O muito elogiado modelo social francês fracassou totalmente em trazer alívio a essa geração alienada. Os filhos dessa geração não recebem os benefícios do sistema de bem-estar social. O modelo social garante a proteção para aqueles que têm empregos ocasionais, mas não para os "excluídos" que nunca tiveram nenhum tipo de emprego ou educação decente.
O ideal republicano francês de igualdade e indiferença oficial à raça não melhorou a situação dos imigrantes. A realidade social é a de que quem tem nome árabe ou africano enfrenta problemas praticamente insuperáveis para encontrar trabalho ou sair do gueto.
Não só as forças da lei perderam o controle sobre esses jovens. Os pais dos revoltosos não influenciam seus filhos. Tampouco o fazem as lideranças islâmicas que apelaram para que parem de queimar carros e roubar lojas em suas próprias comunidades. Esses jovens não têm lealdade à mesquita nem ao Estado.
Não houve, ao que parece, nenhuma inspiração religiosa nos distúrbios, nem mesmo por parte de fundamentalistas muçulmanos. Foi uma explosão social. Seus alvos foram automóveis -símbolos da sociedade que os excluiu- e instituições do Estado.

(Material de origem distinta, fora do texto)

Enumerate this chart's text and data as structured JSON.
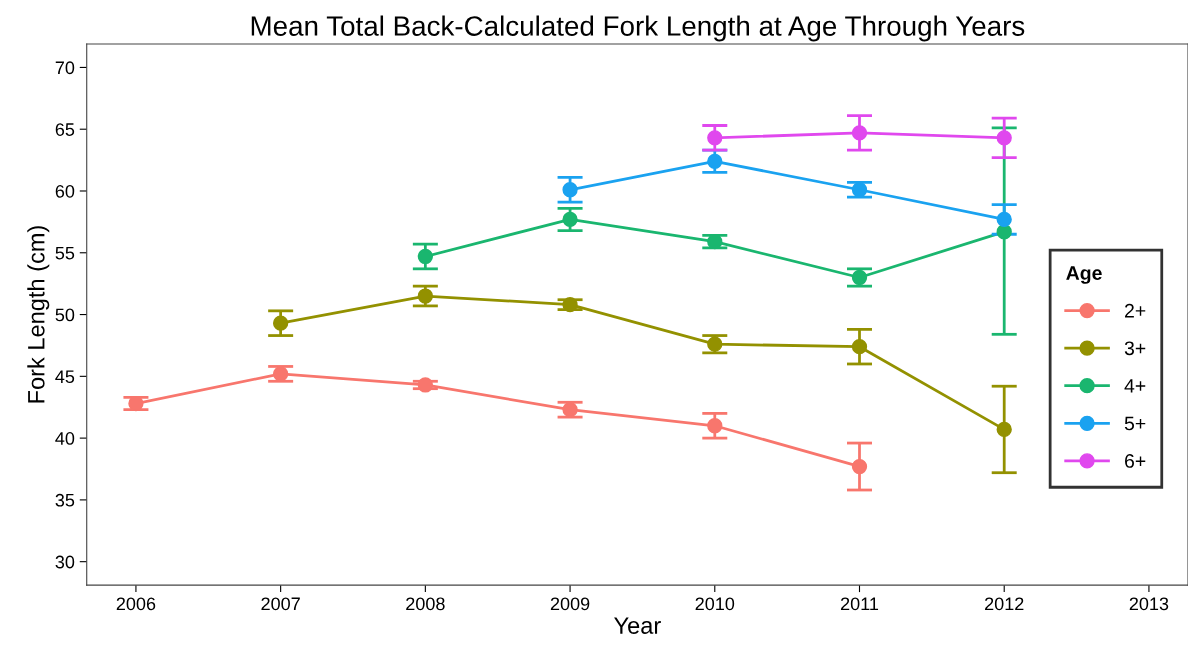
{
  "chart_data": {
    "type": "line",
    "title": "Mean Total Back-Calculated Fork Length at Age Through Years",
    "xlabel": "Year",
    "ylabel": "Fork Length (cm)",
    "legend_title": "Age",
    "legend": "right",
    "marker": "circle",
    "line_style": "solid",
    "grid": false,
    "xlim": [
      2005.66,
      2013.27
    ],
    "xticks": [
      2006,
      2007,
      2008,
      2009,
      2010,
      2011,
      2012,
      2013
    ],
    "ylim": [
      28.1,
      71.9
    ],
    "yticks": [
      30,
      35,
      40,
      45,
      50,
      55,
      60,
      65,
      70
    ],
    "series": [
      {
        "name": "2+",
        "color": "#f8766d",
        "x": [
          2006,
          2007,
          2008,
          2009,
          2010,
          2011
        ],
        "values": [
          42.8,
          45.2,
          44.3,
          42.3,
          41.0,
          37.7
        ],
        "errors": [
          0.5,
          0.6,
          0.3,
          0.6,
          1.0,
          1.9
        ]
      },
      {
        "name": "3+",
        "color": "#939100",
        "x": [
          2007,
          2008,
          2009,
          2010,
          2011,
          2012
        ],
        "values": [
          49.3,
          51.5,
          50.8,
          47.6,
          47.4,
          40.7
        ],
        "errors": [
          1.0,
          0.8,
          0.4,
          0.7,
          1.4,
          3.5
        ]
      },
      {
        "name": "4+",
        "color": "#1ab66f",
        "x": [
          2008,
          2009,
          2010,
          2011,
          2012
        ],
        "values": [
          54.7,
          57.7,
          55.9,
          53.0,
          56.7
        ],
        "errors": [
          1.0,
          0.9,
          0.5,
          0.7,
          [
            48.4,
            65.1
          ]
        ]
      },
      {
        "name": "5+",
        "color": "#1aa2f0",
        "x": [
          2009,
          2010,
          2011,
          2012
        ],
        "values": [
          60.1,
          62.4,
          60.1,
          57.7
        ],
        "errors": [
          1.0,
          0.9,
          0.6,
          1.2
        ]
      },
      {
        "name": "6+",
        "color": "#e048ee",
        "x": [
          2010,
          2011,
          2012
        ],
        "values": [
          64.3,
          64.7,
          64.3
        ],
        "errors": [
          1.0,
          1.4,
          1.6
        ]
      }
    ]
  }
}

Seria um erro se outros países da Europa observassem o que se passa na França com um sentimento de auto-satisfação. As tentativas alternativas de multiculturalismo, no Reino Unido e na Holanda, incentivando a manutenção da identidade cultural e étnica nas comunidades imigrantes, não têm tido muito mais sucesso.
Os atentados de 7 de julho em Londres mostram que há uma geração de filhos de imigrantes nascida no Reino Unido que se sente igualmente alienada e é capaz de fazer pior do que apedrejar policiais e queimar carros.
Nicolas Sarkozy, ministro do Interior da França e possível candidato presidencial, questionou o absolutismo da tradição francesa de não levar a raça em conta, sugerindo que alguma discriminação positiva talvez seja o modo de o país se afastar da exclusão racial, realidade inconteste.
No entanto, o fato de ter tachado os jovens agitadores de "escória" que precisava ser limpa das ruas com as mesmas mangueiras de pressão usadas para limpar a sujeira entranhada em prédios antigos teve implicações raciais assustadoras que quase certamente ajudaram a agravar a crise.
Sarkozy pode ter prejudicado permanentemente suas ambições presidenciais. Mas o fato é que não existem respostas fáceis para nenhum país europeu. Aqueles que tiveram colônias hoje são comunidades multiétnicas. Eles precisam aprender com os erros uns dos outros e esforçar-se mais para integrar os filhos dos imigrantes, de modo que consigam educação e empregos melhores.
Tentar reverter o relógio da imigração ou fechar as portas da Europa não seria resposta válida. Isso apenas viria agravar a divisão racial. Apenas uma Europa aberta será capaz de competir em uma economia globalizada, celebrando sua diversidade e assegurando que seus imigrantes, e os filhos deles, tenham orgulho de suas novas nacionalidades. Talvez eles até mesmo aprendam a sentir orgulho de ser europeus.